Mit unseren zu Beginn 3 Bürgern mit den Talentwerten von 1 bis 3 können wir:

  • unseren Stadtstaat mit Gebäuden ausbauen, die zusätzliche Fähigkeiten bringen,
  • unseren Stadtstaat mit Provinzen erweitern, um zusätzliche Kapazitäten zu erhalten,
  • weiteres Militär rekrutieren, um stärkere Titanen angreifen zu können,
  • unser Wissen erhöhen,
  • Gebäude entdecken,
  • zerstörte Gebäude wieder aufbauen, und
  • uns vermehren.

Jede dieser Bürgeraktionen dürfen von mehreren Bürgern gleichzeitiggenutzt werden, allerdings nur (mit 3 Ausnahmen), wenn der eingesetzte Bürger einen höheren Talentwert besitzt als alle dort bereits eingesetzten. Damit bietet sich eine Möglichkeit, anderen Spielern eine wichtige Aktion für eine Runde vorzuenthalten.

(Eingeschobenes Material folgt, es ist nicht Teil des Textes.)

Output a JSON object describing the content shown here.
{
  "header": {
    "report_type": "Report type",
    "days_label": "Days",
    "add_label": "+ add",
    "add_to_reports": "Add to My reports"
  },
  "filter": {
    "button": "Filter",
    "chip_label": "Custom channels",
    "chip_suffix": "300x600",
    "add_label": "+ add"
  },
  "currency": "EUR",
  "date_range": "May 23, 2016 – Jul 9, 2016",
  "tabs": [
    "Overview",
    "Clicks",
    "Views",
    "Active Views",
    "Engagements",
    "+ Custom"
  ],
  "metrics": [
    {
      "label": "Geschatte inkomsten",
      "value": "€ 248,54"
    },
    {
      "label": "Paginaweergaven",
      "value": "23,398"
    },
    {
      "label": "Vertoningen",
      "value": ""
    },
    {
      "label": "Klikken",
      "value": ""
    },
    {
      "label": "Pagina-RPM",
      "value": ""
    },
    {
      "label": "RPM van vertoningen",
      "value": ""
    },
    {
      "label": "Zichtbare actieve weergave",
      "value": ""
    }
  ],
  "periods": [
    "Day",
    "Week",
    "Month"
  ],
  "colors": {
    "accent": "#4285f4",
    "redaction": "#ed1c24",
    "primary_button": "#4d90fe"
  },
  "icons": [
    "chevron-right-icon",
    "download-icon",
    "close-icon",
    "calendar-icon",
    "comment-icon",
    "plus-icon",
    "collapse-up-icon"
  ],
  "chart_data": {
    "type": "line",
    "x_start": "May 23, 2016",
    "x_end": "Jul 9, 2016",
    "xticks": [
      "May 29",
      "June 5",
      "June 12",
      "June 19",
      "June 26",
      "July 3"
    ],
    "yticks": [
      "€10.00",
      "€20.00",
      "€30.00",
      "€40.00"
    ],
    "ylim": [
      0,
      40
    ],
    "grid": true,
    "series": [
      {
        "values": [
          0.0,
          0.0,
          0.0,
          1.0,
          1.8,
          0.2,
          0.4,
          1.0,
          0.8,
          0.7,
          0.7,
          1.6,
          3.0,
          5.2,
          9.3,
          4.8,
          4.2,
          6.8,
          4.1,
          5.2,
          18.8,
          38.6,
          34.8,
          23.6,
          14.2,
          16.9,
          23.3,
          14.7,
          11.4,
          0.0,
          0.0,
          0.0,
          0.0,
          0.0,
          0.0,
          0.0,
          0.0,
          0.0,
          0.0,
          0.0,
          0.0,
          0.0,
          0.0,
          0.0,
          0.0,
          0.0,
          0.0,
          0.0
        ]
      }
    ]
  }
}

Titanen kommen in drei Stärken und von jeder Stufe liegt jeweils eine offen aus. Kann man mindestens die gleiche militärische Stärke wie ein Titan aufbieten, besiegt man ihn bei der alternativen Angriffsaktion sofort und erhält die Gunst der Stämme, die als Banner auf der Karte aufgedruckt sind. Genau diese Banner in den fünf Farben werden bei Spielende gezählt und bringen Siegpunkte. Zusätzlich werden beim Kampf in der Regel eigene Gebäude zerstört, die erst wieder mühselig aufgebaut werden müssen.

Vereinfacht ausgedrückt nutzen wir unsere Arbeiter (Worker Placement), um unseren Stadtstadt auszubauen (Aufbauspiel), um damit Titanen zu besiegen, die bei Spielende je nach Anzahl (Set Building) Siegpunkte bringen.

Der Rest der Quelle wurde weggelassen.